The ventilation shafts unintentionally provide an "ideal route for a fire to spread quickly". Forty minor fires were recorded between 2008 and 2012 – and a potentially serious fire happened on 10 June this year on the roof of a plant room near a House of Lords courtyard.

"The fire was quickly discovered and extinguished, but if the same incident had occurred at night, at a weekend, or in a less prominent location, it could have had far more serious consequences," the report says.

The main problem is the lack of compartmentation between sections of the building, meaning that fires can travel quickly throughout the estate. New fire detection units are being installed – but a fundamental overhaul is required, according to the report.

The walls and ceilings are crumbling.

The stonework in some of the smaller courtyards is "visibly crumbling and badly stained". Meanwhile small pieces of timber fall from the roof of Westminster Hall "several times each year", according to the committee.

MPs and peers are risking the building literally falling on their heads. Back in 1980, a piece of the decorative House of Lords chamber ceiling crashed on to the floor below.

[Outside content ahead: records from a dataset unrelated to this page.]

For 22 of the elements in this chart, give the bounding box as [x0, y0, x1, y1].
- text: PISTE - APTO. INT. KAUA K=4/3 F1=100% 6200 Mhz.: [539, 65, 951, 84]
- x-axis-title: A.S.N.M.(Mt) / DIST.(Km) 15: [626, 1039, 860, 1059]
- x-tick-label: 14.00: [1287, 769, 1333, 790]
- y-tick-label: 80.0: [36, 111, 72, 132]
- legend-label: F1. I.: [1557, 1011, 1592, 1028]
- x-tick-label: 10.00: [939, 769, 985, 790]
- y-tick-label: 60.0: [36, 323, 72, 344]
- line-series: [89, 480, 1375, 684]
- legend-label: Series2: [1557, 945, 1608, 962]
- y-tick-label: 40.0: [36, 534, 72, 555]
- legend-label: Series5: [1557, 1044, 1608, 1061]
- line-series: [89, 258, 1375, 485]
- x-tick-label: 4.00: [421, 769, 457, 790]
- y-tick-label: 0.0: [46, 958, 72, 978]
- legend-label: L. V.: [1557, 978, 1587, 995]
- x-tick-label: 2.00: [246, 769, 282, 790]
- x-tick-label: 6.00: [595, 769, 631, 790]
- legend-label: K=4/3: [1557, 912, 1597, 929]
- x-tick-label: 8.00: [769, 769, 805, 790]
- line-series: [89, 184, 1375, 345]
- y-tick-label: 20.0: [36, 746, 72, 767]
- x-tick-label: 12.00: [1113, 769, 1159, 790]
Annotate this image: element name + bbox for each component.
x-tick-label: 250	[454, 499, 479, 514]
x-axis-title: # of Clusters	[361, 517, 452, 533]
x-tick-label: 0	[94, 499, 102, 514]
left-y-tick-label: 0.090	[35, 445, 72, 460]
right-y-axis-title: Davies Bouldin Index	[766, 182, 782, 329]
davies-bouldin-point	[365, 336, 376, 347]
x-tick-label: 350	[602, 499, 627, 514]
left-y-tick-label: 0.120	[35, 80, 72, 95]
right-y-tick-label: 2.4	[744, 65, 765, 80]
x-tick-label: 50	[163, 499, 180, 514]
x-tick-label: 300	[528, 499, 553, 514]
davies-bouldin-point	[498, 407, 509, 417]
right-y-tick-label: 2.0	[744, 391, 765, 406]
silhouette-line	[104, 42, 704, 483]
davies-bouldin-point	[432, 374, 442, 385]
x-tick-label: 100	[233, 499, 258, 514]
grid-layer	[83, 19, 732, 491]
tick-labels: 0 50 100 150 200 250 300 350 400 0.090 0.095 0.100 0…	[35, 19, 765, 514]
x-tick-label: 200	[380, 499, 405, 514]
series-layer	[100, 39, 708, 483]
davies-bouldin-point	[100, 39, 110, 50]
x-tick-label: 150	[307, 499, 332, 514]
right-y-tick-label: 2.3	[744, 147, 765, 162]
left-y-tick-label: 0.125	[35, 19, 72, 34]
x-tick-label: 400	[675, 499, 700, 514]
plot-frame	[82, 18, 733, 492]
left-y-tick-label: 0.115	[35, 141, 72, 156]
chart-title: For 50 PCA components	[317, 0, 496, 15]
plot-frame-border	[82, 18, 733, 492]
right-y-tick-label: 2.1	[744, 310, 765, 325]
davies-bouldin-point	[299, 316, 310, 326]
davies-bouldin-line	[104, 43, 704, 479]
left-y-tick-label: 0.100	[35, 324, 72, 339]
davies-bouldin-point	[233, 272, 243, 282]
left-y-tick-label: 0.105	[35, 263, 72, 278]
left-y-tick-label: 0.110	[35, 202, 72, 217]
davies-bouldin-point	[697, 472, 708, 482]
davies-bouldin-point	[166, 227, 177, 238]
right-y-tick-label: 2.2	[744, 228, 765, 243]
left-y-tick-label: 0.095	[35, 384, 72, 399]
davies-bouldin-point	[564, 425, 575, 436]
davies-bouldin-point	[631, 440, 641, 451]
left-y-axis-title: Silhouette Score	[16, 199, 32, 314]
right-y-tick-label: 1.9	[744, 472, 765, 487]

Parliament is riddled with asbestos.

Asbestos might be safe while undisturbed but it's extremely dangerous when damaged and fibres become airborne. The report found that asbestos is present in almost every one of parliament's 98 risers (the vertical shafts carrying pipes and wiring between floors) – and these areas are at risk of damage from leaking steam and water.

If asbestos fibres contaminate air ducts, "it is easy to see how one of the chambers, committee rooms or other essential offices might have to be closed down immediately and could be out of action for a significant period of time", the committee says.

The lifts are breaking down.

The Palace of Westminster has 28 lifts, the oldest dating from 1893. A pre-feasibility study in 2012 found that the lifts are "becoming increasingly prone to failure" and only nine are wide enough to be accessed by wheelchair users.

But why does all this work need doing right now?

It's the ageing mechanical and electrical (M&E) services – all those systems hidden from view that have been patched up over the years – that make the need for an overhaul so urgent.

"Complete and sudden failure of the M&E services — the kind that would require the palace to be abandoned immediately — is a real possibility," the report says. "This could be a single, catastrophic failure, such as the complete loss of electrical power to one of the chambers, a devastating fire, extensive flooding, or a gas leak requiring a total evacuation.

"We could also see a series of smaller, incremental failures which, over a period of months or years, would seriously impede, or even put a stop to, normal parliamentary work."

Emily Ashton is a senior political correspondent for BuzzFeed News and is based in London.